Am I a little exaggerating to claim that there is a logical connection between that and the wildly emotional Donkey Kong soundtracks? I wouldn’t be fighting like a lion here, but quite recently I was surprised to discover what an enormous influence on my taste in art Rayman 2’s PSX port had. We consume these titles for decades, it’s normal that they connect to our DNA autonomously.
David Wise had the opportunity to cement his importance to platform games twice in the slowly ending decade. Once, at the request of Retro Studios, he returned to the big ape and translated the old emotionality to the language of modern game music in Tropical Freeze (before the frosty power of Forest Folly, only a complete madman won’t fall to their knees!). Later on, the second time, he was helping former members of Rare, already under the Playtonic, breathe life into the anachronistic Yooka Laylee project (the prototype may be debatable, but the quality of Impossible Lair is undeniable).

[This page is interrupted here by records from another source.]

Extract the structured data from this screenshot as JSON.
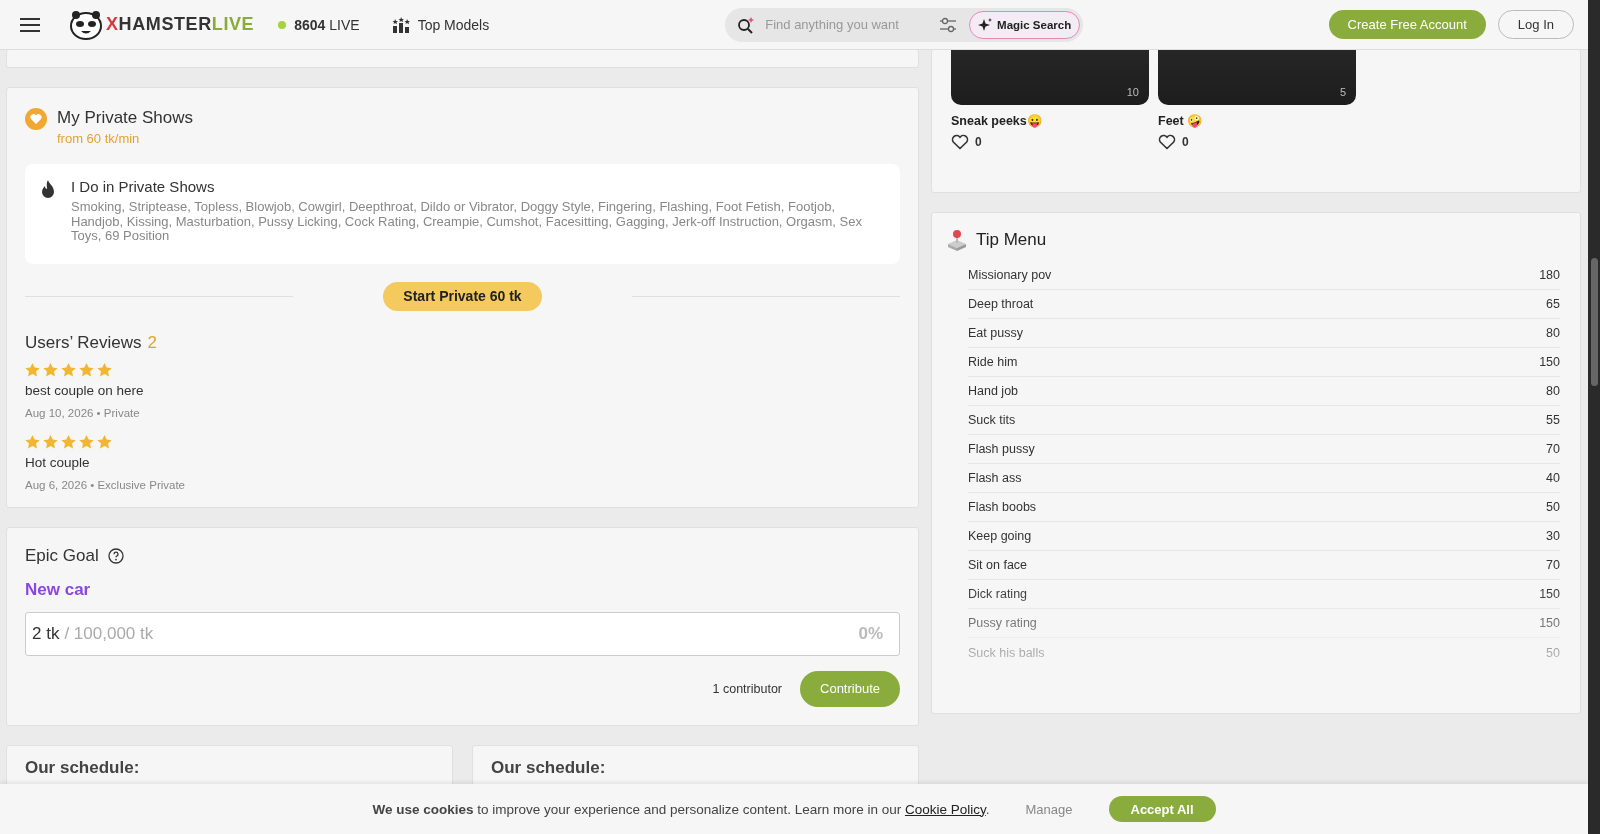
{
  "header": {
    "brand_left": "XHAMSTER",
    "brand_right": "LIVE",
    "live_count": "8604",
    "live_label": "LIVE",
    "top_models": "Top Models",
    "search": {
      "placeholder": "Find anything you want"
    },
    "magic_search": "Magic Search",
    "create_account": "Create Free Account",
    "login": "Log In"
  },
  "media": [
    {
      "count": "10",
      "title": "Sneak peeks😛",
      "likes": "0"
    },
    {
      "count": "5",
      "title": "Feet 🤪",
      "likes": "0"
    }
  ],
  "private_shows": {
    "title": "My Private Shows",
    "price": "from 60 tk/min",
    "do_title": "I Do in Private Shows",
    "do_list": "Smoking, Striptease, Topless, Blowjob, Cowgirl, Deepthroat, Dildo or Vibrator, Doggy Style, Fingering, Flashing, Foot Fetish, Footjob, Handjob, Kissing, Masturbation, Pussy Licking, Cock Rating, Creampie, Cumshot, Facesitting, Gagging, Jerk-off Instruction, Orgasm, Sex Toys, 69 Position",
    "start_button": "Start Private 60 tk"
  },
  "reviews": {
    "title": "Users’ Reviews",
    "count": "2",
    "items": [
      {
        "stars": 5,
        "text": "best couple on here",
        "meta": "Aug 10, 2026 • Private"
      },
      {
        "stars": 5,
        "text": "Hot couple",
        "meta": "Aug 6, 2026 • Exclusive Private"
      }
    ]
  },
  "tip_menu": {
    "title": "Tip Menu",
    "items": [
      {
        "name": "Missionary pov",
        "price": "180"
      },
      {
        "name": "Deep throat",
        "price": "65"
      },
      {
        "name": "Eat pussy",
        "price": "80"
      },
      {
        "name": "Ride him",
        "price": "150"
      },
      {
        "name": "Hand job",
        "price": "80"
      },
      {
        "name": "Suck tits",
        "price": "55"
      },
      {
        "name": "Flash pussy",
        "price": "70"
      },
      {
        "name": "Flash ass",
        "price": "40"
      },
      {
        "name": "Flash boobs",
        "price": "50"
      },
      {
        "name": "Keep going",
        "price": "30"
      },
      {
        "name": "Sit on face",
        "price": "70"
      },
      {
        "name": "Dick rating",
        "price": "150"
      },
      {
        "name": "Pussy rating",
        "price": "150"
      },
      {
        "name": "Suck his balls",
        "price": "50"
      }
    ]
  },
  "epic_goal": {
    "title": "Epic Goal",
    "goal_name": "New car",
    "current": "2 tk",
    "target": "/ 100,000 tk",
    "percent": "0%",
    "level": 0,
    "contributors": "1 contributor",
    "contribute_button": "Contribute"
  },
  "schedules": [
    {
      "title": "Our schedule:"
    },
    {
      "title": "Our schedule:"
    }
  ],
  "cookie_bar": {
    "text": "**We use cookies** to improve your experience and personalize content. Learn more in our",
    "link": "Cookie Policy",
    "after": ".",
    "manage": "Manage",
    "accept": "Accept All"
  }
}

Those who first came into contact with the genre through SNES, I even envy a little.
Novakovic fell silent a moment after the legendary buyout of the Britons by Microsoft (her last composition is the score for Viva Piñata). Neither of them created a new landmark in the post-Rare era. I am not looking for a conspiracy here, artists do not spend their entire lives at the peak of their own talent. Moreover, there is no talking about the “gap” after the music of Donkey Kong Country, because as we mentioned above, the poetics of 16-bit arcade games has been under the industry’s skin for a long time.
I laugh in my head when I hear stereotypical “platform games are for kids” here and there. They are, of course, for children. And for others as well. The children who started with them were really lucky. Those who first came into contact with the genre through SNES, I even envy a little. I will probably repeat Donkey Kong Country on a regular basis for the rest of my days, so I cheat a bit by placing myself among them. For me, this is a historic clause – the beginning of the times when arcade games started to miss something.